Monday, Apr. 02, 1928
Experimental Cabinet
Few Occidentals are aware of Mustafa Nahass Pasha, a statesman who greatly resembles in appearance plump, black-mustachioed King Fuad I of Egypt. Politically the King and Pasha are poles apart--the Sovereign a British puppet, the statesman a firebrand Egyptian Nationalist. Therefore it is significant that, last week, King Fuad gave the Prime Ministry of Egypt to Mustafa Nahass Pasha.
So radical a shift in Egyptian politics came, and could come, only after a prolonged and bitter crisis (TIME, March 12 et seq). The previous Prime Minister, Abdel Khalek Sarwat Pasha--like King Fuad a British puppet--was forced to resign when he attempted to foist upon Egypt a British-dictated treaty of "alliance" which was actually one of "subjugation."
When Sarwat fell, the majority party (Nationalist or Wafd) once more set up the rightful majority claim of its leader, Nahass Pasha, to be called to the Prime Ministry. Such a call would have come as a matter of course but for British dominance in Egypt. It finally came, last week, only after the British High Commissioner to Egypt, Baron Lloyd of Dolobran, had convinced himself that force would be needed to impose another puppet Prime Minister upon Egypt and that for the moment force is inopportune.
Accordingly Mustafa Nahass Pasha has been suffered to become Prime Minister, as an experiment. Urged by his Nationalist convictions, he went before Parliament with the following program: 1) Rejection of the treaty of "alliance" in its present form; 2) Maintenance in the Sudan of Egyptian rights which are now being quietly usurped by Britain; 3) Determination to "admit of no encroachment upon the independence, honor, or sovereignty of Egypt."
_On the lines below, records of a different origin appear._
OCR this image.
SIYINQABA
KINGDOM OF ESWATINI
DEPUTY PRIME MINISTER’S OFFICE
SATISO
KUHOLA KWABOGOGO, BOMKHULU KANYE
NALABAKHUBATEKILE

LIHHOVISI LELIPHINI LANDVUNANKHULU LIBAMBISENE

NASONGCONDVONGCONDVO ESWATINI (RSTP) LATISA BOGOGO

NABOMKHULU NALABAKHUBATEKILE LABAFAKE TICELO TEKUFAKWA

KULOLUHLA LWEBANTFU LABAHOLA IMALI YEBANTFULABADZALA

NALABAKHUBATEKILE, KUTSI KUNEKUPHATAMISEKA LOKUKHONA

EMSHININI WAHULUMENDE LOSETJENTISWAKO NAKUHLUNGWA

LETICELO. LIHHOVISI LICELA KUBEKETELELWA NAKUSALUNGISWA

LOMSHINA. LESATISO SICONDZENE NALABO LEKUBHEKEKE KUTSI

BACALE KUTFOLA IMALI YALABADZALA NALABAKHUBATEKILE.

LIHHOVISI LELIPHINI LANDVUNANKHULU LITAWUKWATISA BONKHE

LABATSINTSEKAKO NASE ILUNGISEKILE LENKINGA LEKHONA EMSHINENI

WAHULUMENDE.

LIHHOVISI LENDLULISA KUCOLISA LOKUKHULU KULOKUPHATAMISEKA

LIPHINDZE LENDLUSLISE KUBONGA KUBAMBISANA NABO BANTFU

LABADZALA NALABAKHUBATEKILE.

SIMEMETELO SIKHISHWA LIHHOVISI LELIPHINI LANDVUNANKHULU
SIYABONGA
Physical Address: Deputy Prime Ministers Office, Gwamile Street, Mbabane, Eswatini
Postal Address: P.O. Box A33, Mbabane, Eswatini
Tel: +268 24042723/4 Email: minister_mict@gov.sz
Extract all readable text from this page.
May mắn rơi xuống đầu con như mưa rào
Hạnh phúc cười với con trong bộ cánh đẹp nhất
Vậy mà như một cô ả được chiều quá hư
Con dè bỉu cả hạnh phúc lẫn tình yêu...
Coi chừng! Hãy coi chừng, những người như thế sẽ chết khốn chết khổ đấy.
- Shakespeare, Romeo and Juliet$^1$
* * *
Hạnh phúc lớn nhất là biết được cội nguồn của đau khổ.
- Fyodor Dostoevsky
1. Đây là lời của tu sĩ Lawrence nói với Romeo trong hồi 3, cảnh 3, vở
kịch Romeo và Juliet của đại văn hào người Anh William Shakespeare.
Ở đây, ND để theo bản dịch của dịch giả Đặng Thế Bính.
Though these phrases rang out against Britain, observers were confident that no effective steps to enforce them could be taken by fledgling Prime Minister Nahass. True he is the successor of the late famed Zaghlul Pasha who forged and created the Wafd; but Nahass Pasha, wafded into power, is scarcely a match for lean-limbed, steely-eyed Baron Lloyd.